Saturday saw me attend the Centre for First World War Studies Summer Day school. This event was billed as a tribute to Air Vice-Marshal (ret’d) Professor Tony Mason, who has just retired his personal chair at the University of Birmingham. I think anyone who has an interest air power history will know the name as he has been the UK’s leading air power advocate for many years. It was interesting to hear him relate that when the RAF created the position of Director of Defence Studies (RAF) in 1977 there was really only him in the UK advocating the subject, hence why he was the first person to hold the position. Therefore, he was pleased to see that by 2010 Air Power Studies, within the wider and emerging field of War Studies, had not only established itself firmly within military circles but now with the advent of an MA at the University of Birmingham it has also established itself with academia too.
The day school concentrated on the subject of High Command, of course with a particular slant towards air power. Four papers were delivered by noted historians, first, Dr David Jordan discussed Trenchard in Peace and War, second, Dr Christina Goulter discussed the Arthurian Tales, the career of Harris and Tedder, third, Seb Cox discussed some of the issues surrounding the Harris-Portal Controversy in 1944, finally Peter Gray discussed the problems of air power as an operational art and its implications for strategy and command. While individual each paper was very interesting for me it was a great chance to take on board some of the points raised and think about how they apply to my thesis.

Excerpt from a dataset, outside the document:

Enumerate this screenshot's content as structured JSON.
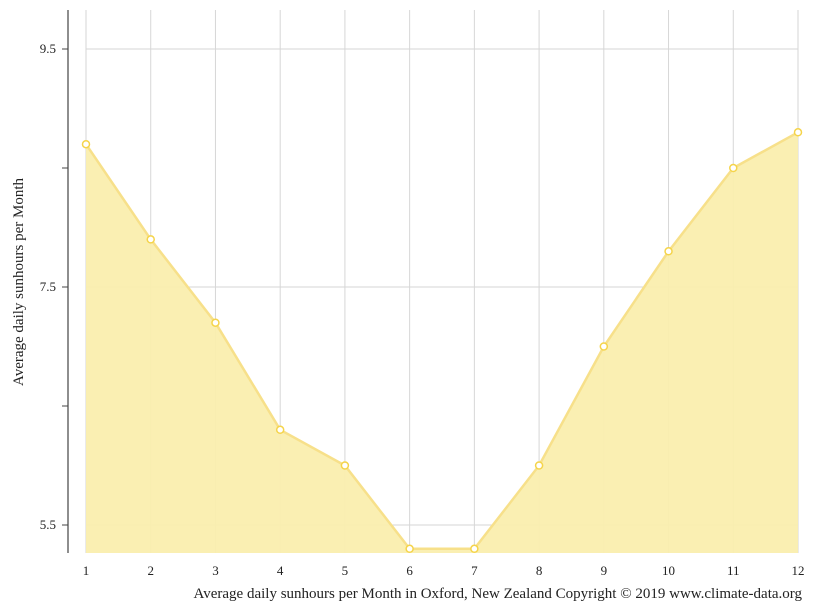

Some of the questions that it raised for me was:
- How does Leigh-Mallory’s role as an Army Co-Operation specialist in the 1920’s fit into the context of the early problems in the survival of the RAF as a service?
- How does his disprove the argument that the RAF is fixated on strategic bombing?
- Was L-M a people person? How? Different ways
- How do we square relationships in organisations with their leaders and antagonists?
- Does L-M get the best out of the people who worked for him?
- Do the people who L-M worked for get the best out of him?
- What role does succession planning and promotion policy play in L-M’s rise to high command?
- At what level of war does L-M command?
These are just a few of the things that I have now got to go away and think about. There are some more theoretical discussion I have got to have too, such as command and leadership at the different levels of war. Are they different? If so what traits are important?
Other than this the thesis is going well, even though I have become very busy recently doing various projects. All of which have been interesting. For example, I have been helping with the creation of the reading lists for the new MA in Air Power. This has been a great academic exercise as I have had to investigate texts in areas that are not necessarily my area of expertise, all very interesting. There are also a few more interesting projects in the wings that I will talk about soon.